Bergman no pós-guerra (publicado originalmente em 23/1/2021)
Começo o ano com um dos mais belos filmes de Ingmar Bergman: 'Chove no Nosso Amor' (1946). Disponível na íntegra no youtube, o drama mostra duas figuras azaradas: David (Birger Malmsten) e Maggi (Barbro Kollberg). Ele foi preso.
Na liberdade condicional, tenta recomeçar a vida e quer algum biscate. Ela deseja ser atriz, mas engravidou de um desconhecido e teve de fugir à cidade do interior para aspirar a segunda chance. De repente, os 2 trombam na estação de trem, em um dia de chuva forte.
Passam a noite juntos e têm o desejo de retomar a existência. A dupla, no roteiro baseado na peça de teatro 'Brava Gente', do norueguês Oskar Braaten, representa tudo o que a sociedade da época rejeitava.
No entanto, mesmo quando são vítimas de espertalhões, a consequência é a acusação sobre eles de roubo e a expulsão do bangalô onde vivem - David chega a comprar a moradia, mas é enganado pelo senhorio, pois o terreno será apropriado pela prefeitura para construir casas populares e o casebre é pré-fabricado, e o dono o leva a vários lugares onde aplica golpes.
No meio das desgraças, o casal é corriqueiramente auxiliado pelo personagem que narra a história, o tal Homem do Guarda-chuva do título da coluna (Gösta Cederlund), espécie de anjo com auto ironia e comiseração. 'Chove no Nosso Amor' é o 2º longa-metragem de Bergman, que assina apenas uma das cenas do script, a do julgamento final.
Não à toa, é nela que reside o linguajar afiado e moralmente religioso que permearia toda a trajetória do cineasta.
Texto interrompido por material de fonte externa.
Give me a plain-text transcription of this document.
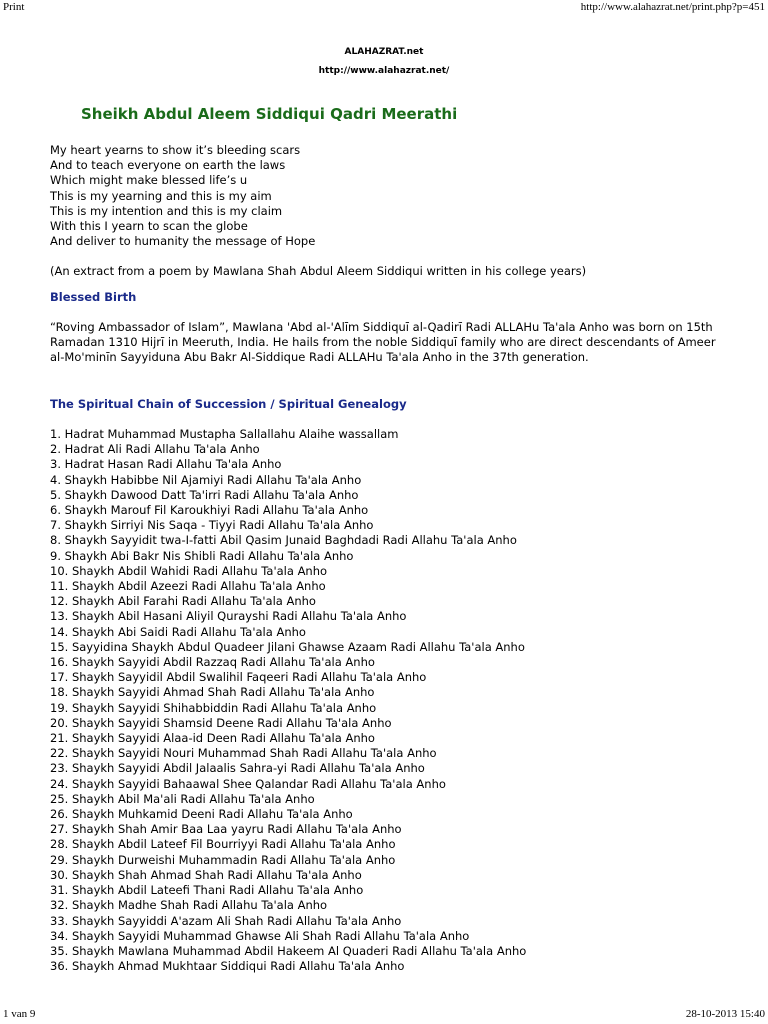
Print	http://www.alahazrat.net/print.php?p=451
ALAHAZRAT.net
http://www.alahazrat.net/
Sheikh Abdul Aleem Siddiqui Qadri Meerathi
My heart yearns to show it’s bleeding scars
And to teach everyone on earth the laws
Which might make blessed life’s u
This is my yearning and this is my aim
This is my intention and this is my claim
With this I yearn to scan the globe
And deliver to humanity the message of Hope
(An extract from a poem by Mawlana Shah Abdul Aleem Siddiqui written in his college years)
Blessed Birth
“Roving Ambassador of Islam”, Mawlana 'Abd al-'Alīm Siddiquī al-Qadirī Radi ALLAHu Ta'ala Anho was born on 15th Ramadan 1310 Hijrī in Meeruth, India. He hails from the noble Siddiquī family who are direct descendants of Ameer al-Mo'minīn Sayyiduna Abu Bakr Al-Siddique Radi ALLAHu Ta'ala Anho in the 37th generation.
The Spiritual Chain of Succession / Spiritual Genealogy
1. Hadrat Muhammad Mustapha Sallallahu Alaihe wassallam
2. Hadrat Ali Radi Allahu Ta'ala Anho
3. Hadrat Hasan Radi Allahu Ta'ala Anho
4. Shaykh Habibbe Nil Ajamiyi Radi Allahu Ta'ala Anho
5. Shaykh Dawood Datt Ta'irri Radi Allahu Ta'ala Anho
6. Shaykh Marouf Fil Karoukhiyi Radi Allahu Ta'ala Anho
7. Shaykh Sirriyi Nis Saqa - Tiyyi Radi Allahu Ta'ala Anho
8. Shaykh Sayyidit twa-I-fatti Abil Qasim Junaid Baghdadi Radi Allahu Ta'ala Anho
9. Shaykh Abi Bakr Nis Shibli Radi Allahu Ta'ala Anho
10. Shaykh Abdil Wahidi Radi Allahu Ta'ala Anho
11. Shaykh Abdil Azeezi Radi Allahu Ta'ala Anho
12. Shaykh Abil Farahi Radi Allahu Ta'ala Anho
13. Shaykh Abil Hasani Aliyil Qurayshi Radi Allahu Ta'ala Anho
14. Shaykh Abi Saidi Radi Allahu Ta'ala Anho
15. Sayyidina Shaykh Abdul Quadeer Jilani Ghawse Azaam Radi Allahu Ta'ala Anho
16. Shaykh Sayyidi Abdil Razzaq Radi Allahu Ta'ala Anho
17. Shaykh Sayyidil Abdil Swalihil Faqeeri Radi Allahu Ta'ala Anho
18. Shaykh Sayyidi Ahmad Shah Radi Allahu Ta'ala Anho
19. Shaykh Sayyidi Shihabbiddin Radi Allahu Ta'ala Anho
20. Shaykh Sayyidi Shamsid Deene Radi Allahu Ta'ala Anho
21. Shaykh Sayyidi Alaa-id Deen Radi Allahu Ta'ala Anho
22. Shaykh Sayyidi Nouri Muhammad Shah Radi Allahu Ta'ala Anho
23. Shaykh Sayyidi Abdil Jalaalis Sahra-yi Radi Allahu Ta'ala Anho
24. Shaykh Sayyidi Bahaawal Shee Qalandar Radi Allahu Ta'ala Anho
25. Shaykh Abil Ma'ali Radi Allahu Ta'ala Anho
26. Shaykh Muhkamid Deeni Radi Allahu Ta'ala Anho
27. Shaykh Shah Amir Baa Laa yayru Radi Allahu Ta'ala Anho
28. Shaykh Abdil Lateef Fil Bourriyyi Radi Allahu Ta'ala Anho
29. Shaykh Durweishi Muhammadin Radi Allahu Ta'ala Anho
30. Shaykh Shah Ahmad Shah Radi Allahu Ta'ala Anho
31. Shaykh Abdil Lateefi Thani Radi Allahu Ta'ala Anho
32. Shaykh Madhe Shah Radi Allahu Ta'ala Anho
33. Shaykh Sayyiddi A'azam Ali Shah Radi Allahu Ta'ala Anho
34. Shaykh Sayyidi Muhammad Ghawse Ali Shah Radi Allahu Ta'ala Anho
35. Shaykh Mawlana Muhammad Abdil Hakeem Al Quaderi Radi Allahu Ta'ala Anho
36. Shaykh Ahmad Mukhtaar Siddiqui Radi Allahu Ta'ala Anho
1 van 9	28-10-2013 15:40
Cederlund surge como advogado substituto e defende os protagonistas. Relevante dado curioso é a participação do ator Gunnar Björnstrand, a 1ª de tantas dele em filmes bergmanianos, como o funcionário público Purman, encarregado de despejar David e Maggi.
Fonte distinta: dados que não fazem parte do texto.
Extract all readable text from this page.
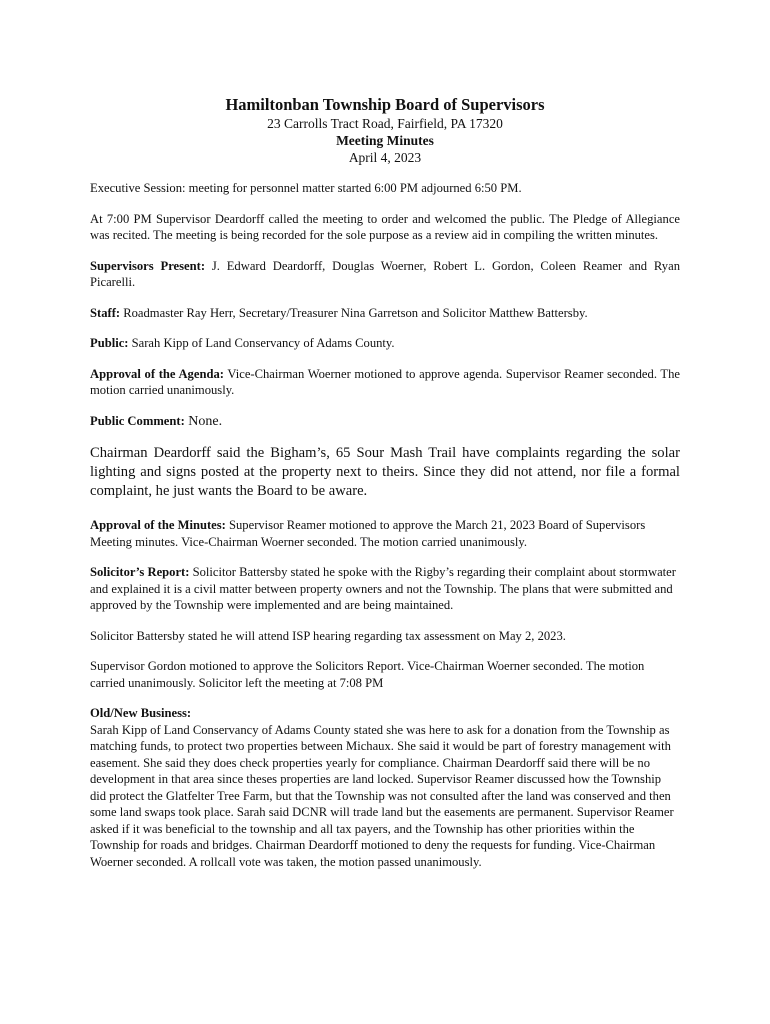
Hamiltonban Township Board of Supervisors
23 Carrolls Tract Road, Fairfield, PA 17320
Meeting Minutes
April 4, 2023

Executive Session: meeting for personnel matter started 6:00 PM adjourned 6:50 PM.

At 7:00 PM Supervisor Deardorff called the meeting to order and welcomed the public. The Pledge of Allegiance was recited. The meeting is being recorded for the sole purpose as a review aid in compiling the written minutes.

Supervisors Present: J. Edward Deardorff, Douglas Woerner, Robert L. Gordon, Coleen Reamer and Ryan Picarelli.

Staff: Roadmaster Ray Herr, Secretary/Treasurer Nina Garretson and Solicitor Matthew Battersby.

Public: Sarah Kipp of Land Conservancy of Adams County.

Approval of the Agenda: Vice-Chairman Woerner motioned to approve agenda. Supervisor Reamer seconded. The motion carried unanimously.

Public Comment: None.

Chairman Deardorff said the Bigham’s, 65 Sour Mash Trail have complaints regarding the solar lighting and signs posted at the property next to theirs. Since they did not attend, nor file a formal complaint, he just wants the Board to be aware.

Approval of the Minutes: Supervisor Reamer motioned to approve the March 21, 2023 Board of Supervisors Meeting minutes. Vice-Chairman Woerner seconded. The motion carried unanimously.

Solicitor’s Report: Solicitor Battersby stated he spoke with the Rigby’s regarding their complaint about stormwater and explained it is a civil matter between property owners and not the Township. The plans that were submitted and approved by the Township were implemented and are being maintained.

Solicitor Battersby stated he will attend ISP hearing regarding tax assessment on May 2, 2023.

Supervisor Gordon motioned to approve the Solicitors Report. Vice-Chairman Woerner seconded. The motion carried unanimously. Solicitor left the meeting at 7:08 PM

Old/New Business:

Sarah Kipp of Land Conservancy of Adams County stated she was here to ask for a donation from the Township as matching funds, to protect two properties between Michaux. She said it would be part of forestry management with easement. She said they does check properties yearly for compliance. Chairman Deardorff said there will be no development in that area since theses properties are land locked. Supervisor Reamer discussed how the Township did protect the Glatfelter Tree Farm, but that the Township was not consulted after the land was conserved and then some land swaps took place. Sarah said DCNR will trade land but the easements are permanent. Supervisor Reamer asked if it was beneficial to the township and all tax payers, and the Township has other priorities within the Township for roads and bridges. Chairman Deardorff motioned to deny the requests for funding. Vice-Chairman Woerner seconded. A rollcall vote was taken, the motion passed unanimously.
Purman termina por levar pontapés e socos de David e assim o julgamento é provocado. Toques de neorrealismo estão presentes na fita, bem como diferenças sociais e medos do pós-guerra, onde praticamente todos estavam perdidos, com receio de que o conflito bélico voltasse a qualquer momento. Trata-se de um Bergman antes dos 30 anos, portanto, meio cru e recolhendo inspirações à carreira. Duração: 95 minutos. Cotação: bom.